Lagerwahlkampf

Zukunft Wermelskirchen und das parteitaktische Gefummel am Kommunalwahlrecht

Ein Einwurf von Wolfgang Horn

Zukunft Wermelskirchen, so der Name der Partei um den einst auf dem Ticket der AfD in den Stadtrat gewählten Andreas Müßener, hatte vor kurzem noch mitgeteilt, auf jeden Fall mit einem eigenen Bürgermeister-Kandidaten bei der Kommunalwahl antreten zu wollen.

Heute indes, nur einen Tag, nachdem die schwarz-gelbe Landesregierung das Kommunalwahlrecht insoweit geändert hat, daß die Stichwahl bei der Wahl des Bürgermeisters wegfallen wird, überdenkt Zukunft Wermelskirchen laut einer Mitteilung von Andreas Müßener an die Presse die eigene Kandidatur für den Fall, daß ein „aussichtsreicher“ Kandidat zur Verfügung steht, damit das „bürgerlich-liberale“ Lager nicht unnötig durch Konkurrenz aus den eigenen Reihen geschwächt werde. 

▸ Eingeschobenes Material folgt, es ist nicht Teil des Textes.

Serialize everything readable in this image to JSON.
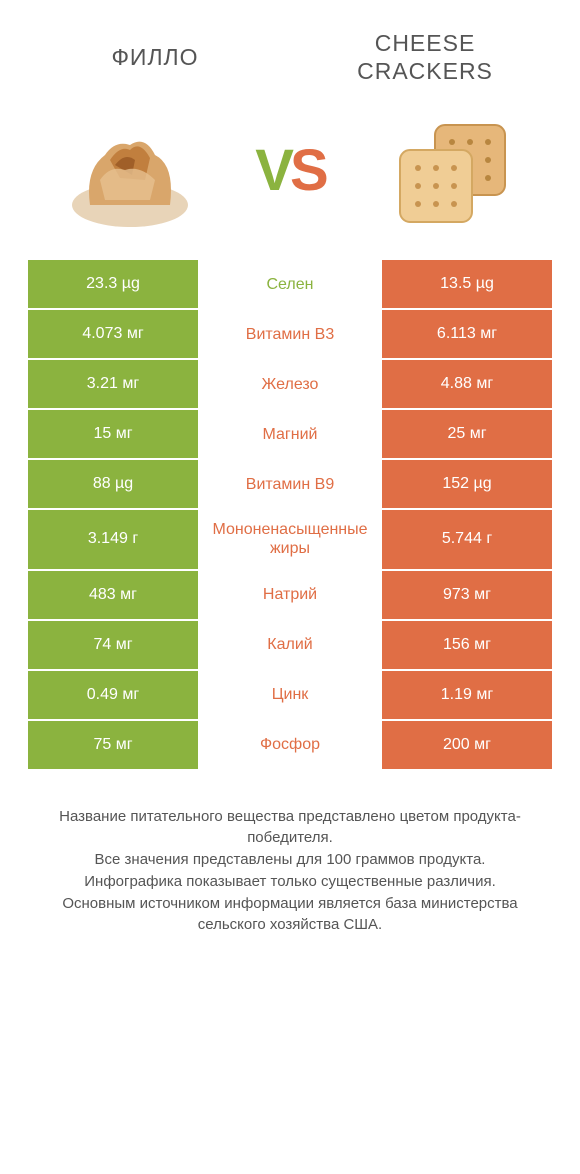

So wollte es die Landesregierung vermutlich auch haben. Im Vorfeld bereits die lästigen Kandidaten der kleineren Parteien in eine Lagerdisziplin einpressen und so Zersplitterung, anderswo heißt das Differenzierung, zu vermeiden. „Die Abschaffung der Stichwahl in NRW ist ein parteitaktisches Gefummel am Wahlrecht“, wie Stefan Lauscher im WDR treffend kommentierte. 

Möglichst viele Stimmen für das konservative Lager. Darum geht es der schwarz-gelben Mehrheit im Landtag wirklich. Die CDU mußte erleben, überall im Land und auch in Wermelskirchen, dass sie als vielerorts stärkste Partei nach dem ersten Wahlgang mit ihrem Kandidaten zwar noch vorne lag, in der Stichwahl dann aber doch der Kandidat der SPD oder einer anderen Partei das Rennen machte. Sollte es bei der gegenwärtigen Entscheidung bleiben, wird Nordrhein-Westfalen übrigens das einzige Bundesland sein, dass keine Stichwahl mehr kennt.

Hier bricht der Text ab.